La station de numéros mystérieux diffuse au milieu du conflit iranien

1

Une émission de radio énigmatique sur ondes courtes a émergé au milieu de l’escalade des tensions entre les États-Unis, Israël et l’Iran. L’émission, composée d’une voix d’homme récitant rythmiquement des chaînes de chiffres en persan, a commencé à coïncider avec le début de l’action militaire américano-israélienne contre l’Iran le 28 février. L’émission est répétée deux fois par jour, fonctionnant avec une précision d’horlogerie.

L’origine et le but du signal restent flous

Selon Priyom, une organisation spécialisée dans l’analyse de l’utilisation des radios militaires et de renseignement, le signal provient d’une base militaire américaine à Böblingen, en Allemagne, plus précisément d’une installation de transmission à ondes courtes située dans une zone d’entraînement restreinte à proximité du 52e bataillon de transmissions stratégiques. Cependant, l’identité des auteurs de ces émissions et de leurs destinataires reste inconnue.

Les transmissions se composent de cinq à six segments, chacun d’une durée maximale de 20 minutes, et commencent par le mot persan signifiant « Attention ! avant le début des séquences numériques. Cinq jours après le début des émissions, des tentatives de brouillage de la fréquence ont été détectées, ce qui a incité la transmission à passer à une longueur d’onde différente.

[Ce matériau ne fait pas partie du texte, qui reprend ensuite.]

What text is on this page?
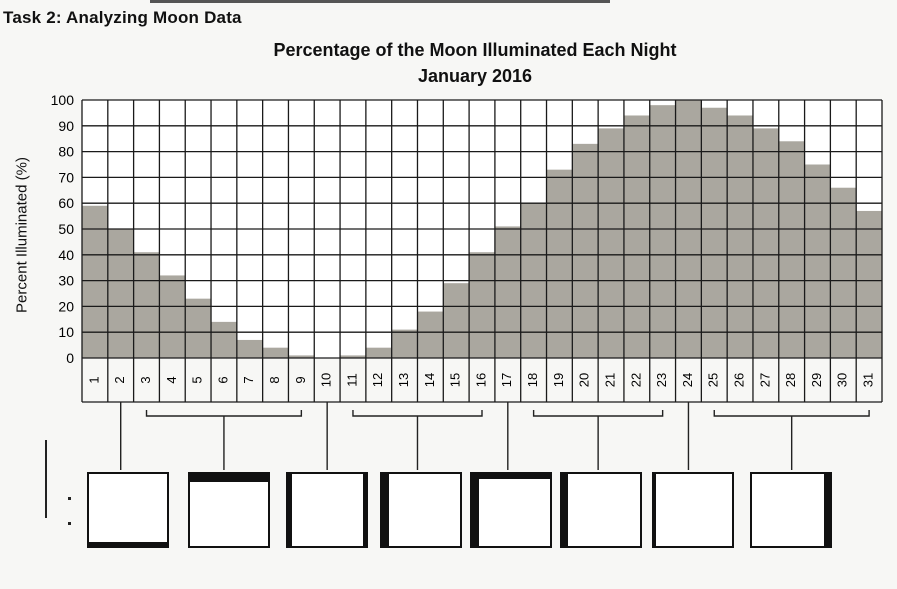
Task 2: Analyzing Moon Data
Percentage of the Moon Illuminated Each Night
January 2016
Percent Illuminated (%)
0
10
20
30
40
50
60
70
80
90
100
1 2 3 4 5 6 7 8 9 10 11 12 13 14 15 16 17 18 19 20 21 22 23 24 25 26 27 28 29 30 31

Stations numériques : un héritage de l’espionnage de la guerre froide

Les experts en communication radio estiment que cette émission est probablement une itération moderne d’une pratique de l’époque de la guerre froide connue sous le nom de stations numériques. Ces stations sont des émissions radio à ondes courtes qui transmettent des chaînes apparemment aléatoires de chiffres ou de codes, fonctionnant comme des messages cryptés pour les agences de renseignement.

Comme l’explique l’ancien officier du renseignement américain John Sipher : « Pour les agences de renseignement, il est important de communiquer avec leurs espions pour recueillir des renseignements… Ce n’est pas toujours possible en personne… C’est là qu’interviennent les stations numériques. »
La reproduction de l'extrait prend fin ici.